DANBIO Registry and Department of Rheumatology, Copenhagen University Hospital at Glostrup, Copenhagen, Denmark.
PLoS One. 2012;7(6):e38539. doi: 10.1371/journal.pone.0038539. Epub 2012 Jun 7.
TNFα inhibitor therapy has greatly improved the treatment of patients with rheumatoid arthritis, however at least 30% do not respond. We aimed to investigate insertions and deletions (INDELS) associated with response to TNFα inhibitors in patients with rheumatoid arthritis (RA).
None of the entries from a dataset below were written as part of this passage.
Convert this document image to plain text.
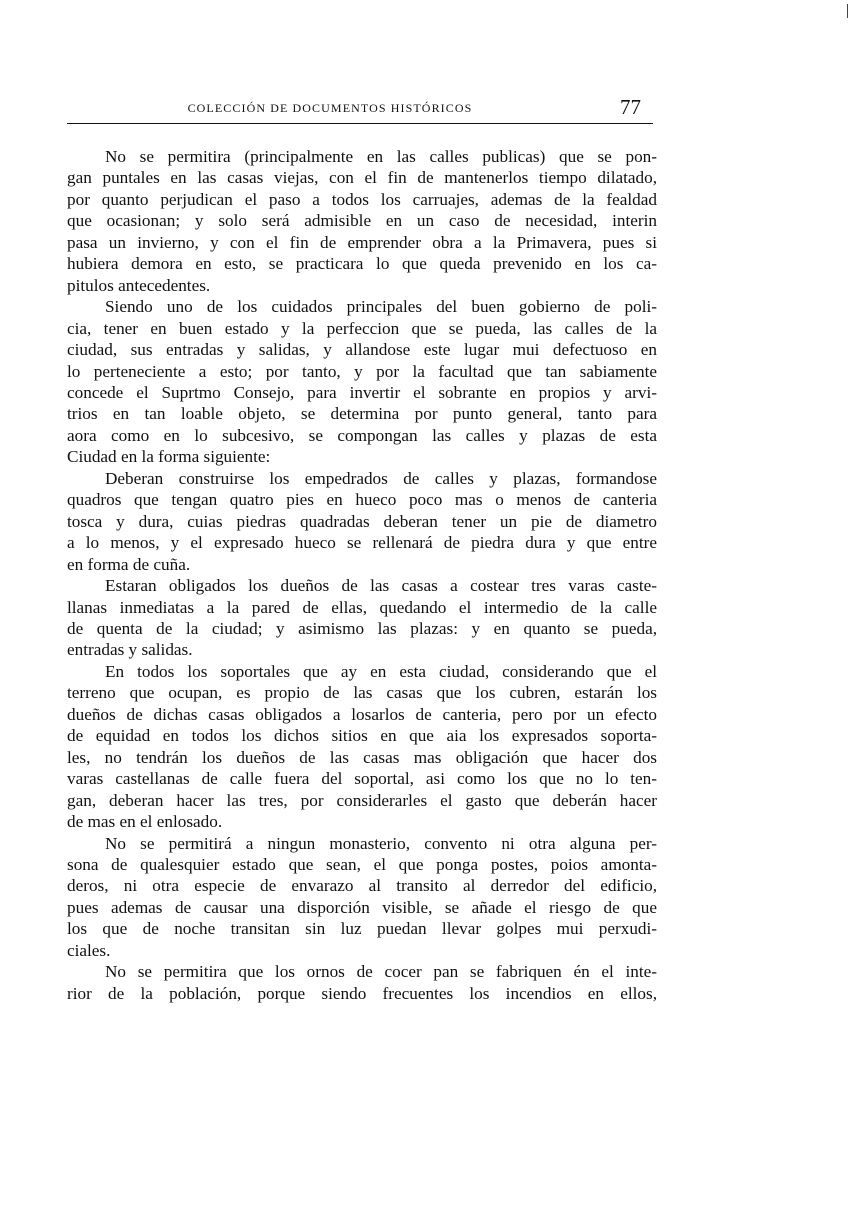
COLECCIÓN DE DOCUMENTOS HISTÓRICOS	77
No se permitira (principalmente en las calles publicas) que se pon-
gan puntales en las casas viejas, con el fin de mantenerlos tiempo dilatado,
por quanto perjudican el paso a todos los carruajes, ademas de la fealdad
que ocasionan; y solo será admisible en un caso de necesidad, interin
pasa un invierno, y con el fin de emprender obra a la Primavera, pues si
hubiera demora en esto, se practicara lo que queda prevenido en los ca-
pitulos antecedentes.
Siendo uno de los cuidados principales del buen gobierno de poli-
cia, tener en buen estado y la perfeccion que se pueda, las calles de la
ciudad, sus entradas y salidas, y allandose este lugar mui defectuoso en
lo perteneciente a esto; por tanto, y por la facultad que tan sabiamente
concede el Suprtmo Consejo, para invertir el sobrante en propios y arvi-
trios en tan loable objeto, se determina por punto general, tanto para
aora como en lo subcesivo, se compongan las calles y plazas de esta
Ciudad en la forma siguiente:
Deberan construirse los empedrados de calles y plazas, formandose
quadros que tengan quatro pies en hueco poco mas o menos de canteria
tosca y dura, cuias piedras quadradas deberan tener un pie de diametro
a lo menos, y el expresado hueco se rellenará de piedra dura y que entre
en forma de cuña.
Estaran obligados los dueños de las casas a costear tres varas caste-
llanas inmediatas a la pared de ellas, quedando el intermedio de la calle
de quenta de la ciudad; y asimismo las plazas: y en quanto se pueda,
entradas y salidas.
En todos los soportales que ay en esta ciudad, considerando que el
terreno que ocupan, es propio de las casas que los cubren, estarán los
dueños de dichas casas obligados a losarlos de canteria, pero por un efecto
de equidad en todos los dichos sitios en que aia los expresados soporta-
les, no tendrán los dueños de las casas mas obligación que hacer dos
varas castellanas de calle fuera del soportal, asi como los que no lo ten-
gan, deberan hacer las tres, por considerarles el gasto que deberán hacer
de mas en el enlosado.
No se permitirá a ningun monasterio, convento ni otra alguna per-
sona de qualesquier estado que sean, el que ponga postes, poios amonta-
deros, ni otra especie de envarazo al transito al derredor del edificio,
pues ademas de causar una disporción visible, se añade el riesgo de que
los que de noche transitan sin luz puedan llevar golpes mui perxudi-
ciales.
No se permitira que los ornos de cocer pan se fabriquen én el inte-
rior de la población, porque siendo frecuentes los incendios en ellos,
In the DANBIO Registry we identified 237 TNFα inhibitor naïve patients with RA (81% women; median age 56 years; disease duration 6 years) who initiated treatment with infliximab (n=160), adalimumab (n=56) or etanercept (n=21) between 1999 and 2008 according to national treatment guidelines. Clinical response was assessed at week 26 using EULAR response criteria. Based on literature, we selected 213 INDELS potentially related to RA and treatment response using the GeneVa® (Compugen) in silico database of 350,000 genetic variations in the human genome. Genomic segments were amplified by polymerase chain reaction (PCR), and genotyped by Sanger sequencing or fragment analysis. We tested the association between genotypes and EULAR good response versus no response, and EULAR good response versus moderate/no response using Fisher's exact test. At baseline the median DAS28 was 5.1. At week 26, 68 (29%) patients were EULAR good responders, while 81 (34%) and 88 (37%) patients were moderate and non-responders, respectively. A 19 base pair insertion within the CD6 gene was associated with EULAR good response vs. no response (OR=4.43, 95% CI: 1.99-10.09, p=7.211×10(-5)) and with EULAR good response vs. moderate/no response (OR=4.54, 95% CI: 2.29-8.99, p=3.336×10(-6)). A microsatellite within the syntaxin binding protein 6 (STXBP6) was associated with EULAR good response vs. no response (OR=4.01, 95% CI: 1.92-8.49, p=5.067×10(-5)).
Genetic variations within CD6 and STXBP6 may influence response to TNFα inhibitors in patients with RA.
TNFα 抑制剂治疗极大地改善了类风湿关节炎患者的治疗效果,但至少有 30%的患者对此没有反应。我们旨在研究与类风湿关节炎(RA)患者对 TNFα 抑制剂反应相关的插入和缺失(INDELs)。
在 DANBIO 登记处,我们确定了 237 名 TNFα 抑制剂初治的 RA 患者(81%为女性;中位年龄 56 岁;疾病持续时间 6 年),他们于 1999 年至 2008 年期间根据国家治疗指南接受了英夫利昔单抗(n=160)、阿达木单抗(n=56)或依那西普(n=21)治疗。在第 26 周使用 EULAR 反应标准评估临床反应。根据文献,我们使用 GeneVa®(Compugen)在人类基因组中 350,000 个遗传变异的数据库中选择了 213 个与 RA 和治疗反应相关的 INDELs。通过聚合酶链反应(PCR)扩增基因组片段,并通过 Sanger 测序或片段分析进行基因分型。我们使用 Fisher's 确切检验测试了基因型与 EULAR 良好反应与无反应、EULAR 良好反应与中度/无反应之间的关联。在基线时,DAS28 的中位数为 5.1。在第 26 周时,68 名(29%)患者为 EULAR 良好反应者,81 名(34%)和 88 名(37%)患者为中度和非反应者。CD6 基因内的 19 个碱基插入与 EULAR 良好反应与无反应(OR=4.43,95%CI:1.99-10.09,p=7.211×10(-5))和 EULAR 良好反应与中度/无反应(OR=4.54,95%CI:2.29-8.99,p=3.336×10(-6))相关。位于 syntaxin binding protein 6(STXBP6)内的微卫星与 EULAR 良好反应与无反应(OR=4.01,95%CI:1.92-8.49,p=5.067×10(-5))相关。
CD6 和 STXBP6 内的遗传变异可能影响 RA 患者对 TNFα 抑制剂的反应。